Было уже около пяти часов, когда у них высвободилось время для опроса Бостоков. Беседа проходила на кухне, где Кейт и Бентона усадили в удобные низкие кресла у окна, куда Бостоки подтянули от стола еще пару стульев с прямыми спинками. Однако прежде, чем сесть, они приготовили чай для всех четверых и с некоторой церемонностью установили перед гостями низкий столик, предложив им попробовать только что испеченное Ким еще горячее печенье. Густой аромат пряностей, перед которым невозможно было устоять, тянулся к ним из открытой духовки. Печенье, еще чуть обжигавшее пальцы, тоненькое и хрустящее, оказалось просто великолепным. Ким, лицо которой сияло, словно личико довольного ребенка, улыбалась полицейским, глядя, как они едят, и уговаривала их не стесняться – печенья еще очень много! Дин разливал чай, атмосфера стала какой-то домашней, почти уютной. Снаружи, за окном, пропитанный дождем воздух жался к стеклам, словно густой туман, а сгущающаяся тьма скрыла все, кроме геометрических очертаний регулярного сада; живая изгородь из высоких буковых кустов превратилась в далекое размытое пятно. Внутри же все было: свет, краски, тепло и умиротворяющий аромат горячего чая и еды.

Бостоки обеспечили друг другу твердое алиби. Они провели вместе почти все двадцать четыре часа прошедших суток, большей частью – на кухне или когда, воспользовавшись кратковременным отсутствием Мога, выходили в огород, выбрать овощи к обеду. Мог был весьма склонен выражать недовольство, если в заботливо выращенных им стройных рядах обнаруживались бреши. Вернувшись, Ким подала обед, потом убирала со стола, но в это время кто-то всегда был рядом – мисс Крессет или миссис Френшам.

Бостоки – и он, и она – выглядели потрясенными, но гораздо менее озадаченными или напуганными, чем того ожидали Кейт с Бентоном. Отчасти потому, подумала Кейт, что Бойтон наезжал лишь изредка и останавливался в гостевом коттедже, они не несли за него ответственности; его редкие приезды вовсе не добавляли радости в этот замкнутый мирок и рассматривались ими – особенно Дином – как потенциальный источник раздражения и лишней работы. Бойтон все же произвел впечатление – молодой человек с такой, как у него, внешностью, вряд ли мог остаться незамеченным, – но Кимберли, счастливая своей любовью к мужу, оказалась невосприимчива к классической красоте, а Дин, обожающий жену, прежде всего беспокоился о том, чтобы оберечь свою кухню от непрошеных вторжений. Ни тот, ни другая не казались особенно испуганными, как видно, потому, что сумели убедить себя, что Бойтон погиб в результате несчастного случая.

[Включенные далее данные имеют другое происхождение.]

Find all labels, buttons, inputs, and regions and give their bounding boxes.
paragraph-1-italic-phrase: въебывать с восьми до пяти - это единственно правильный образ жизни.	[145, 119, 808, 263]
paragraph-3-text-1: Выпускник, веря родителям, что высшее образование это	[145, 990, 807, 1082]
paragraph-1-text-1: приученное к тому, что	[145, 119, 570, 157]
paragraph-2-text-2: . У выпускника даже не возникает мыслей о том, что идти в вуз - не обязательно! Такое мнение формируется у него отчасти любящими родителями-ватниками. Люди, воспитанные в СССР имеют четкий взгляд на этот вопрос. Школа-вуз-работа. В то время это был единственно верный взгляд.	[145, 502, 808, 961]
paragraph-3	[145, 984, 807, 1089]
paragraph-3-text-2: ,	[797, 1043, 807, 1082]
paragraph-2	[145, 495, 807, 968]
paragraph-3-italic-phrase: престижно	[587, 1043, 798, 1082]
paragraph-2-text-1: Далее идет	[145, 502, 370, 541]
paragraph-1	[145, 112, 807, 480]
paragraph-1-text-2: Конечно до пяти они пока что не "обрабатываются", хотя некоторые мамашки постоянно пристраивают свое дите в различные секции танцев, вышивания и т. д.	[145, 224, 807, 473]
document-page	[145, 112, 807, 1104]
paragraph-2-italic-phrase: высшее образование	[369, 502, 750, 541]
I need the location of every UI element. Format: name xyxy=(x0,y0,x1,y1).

Сознавая собственную непричастность, заинтересованные, чуть возбужденные и не испытывающие горя, они непринужденно болтали, и Кейт дала разговору свободно течь. Бостокам, как и всем остальным в Маноре, сообщили только, что обнаружен труп Бойтона и где именно обнаружен. А что же еще сейчас можно было бы им сообщить? Оставлять всех в неведении о случившемся не имело смысла. Была надежда, что, если повезет, новость об этой смерти не попадет в газеты и что в деревне о ней не сразу узнают, если только удастся уговорить Мога держать язык за зубами; однако вряд ли было бы возможно или необходимо скрывать ее от обитателей Манора.

И только к шести вечера вдруг открылось что-то важное. Ким стряхнула с себя минутное задумчивое молчание и сказала:

– Бедняга. Он, видно, забрался в морозилку, а крышка возьми да упади на него. Зачем ему было лезть туда? Может, он просто в игру такую глупую сам с собой играл, вроде сам себя «на слабо» брал, как ребятишки маленькие играют? У мамы моей большая плетеная корзина дома стояла, больше на сундук похожая, так мы детьми вечно в ней прятались. Только чего ж он крышку-то вверх не толкнул?

Дин уже убирал со стола. Он объяснил:

– Так он же не смог. Как бы он мог это сделать, если задвижка защелкнулась? Только ведь он не мальчишка маленький. Легкомысленный поступок какой-то. Задохнулся. Не очень-то приятный способ из жизни уйти. А может, сердечный приступ. – Увидев лицо Ким, сморщившееся от жалости, он твердо добавил: – Вот это с ним, вероятно, и приключилось. Он залез в морозилку из любопытства, запаниковал, когда крышку открыть не смог, и умер. Легко и быстро. Он и почувствовать-то ничего не успел.

– Это возможно, – согласилась Кейт. – Мы узнаем больше после аутопсии. А он что, когда-нибудь жаловался вам на сердце? Говорил, что должен беречься или что-нибудь вроде того?

Дин взглянул на Кимберли, та покачала головой.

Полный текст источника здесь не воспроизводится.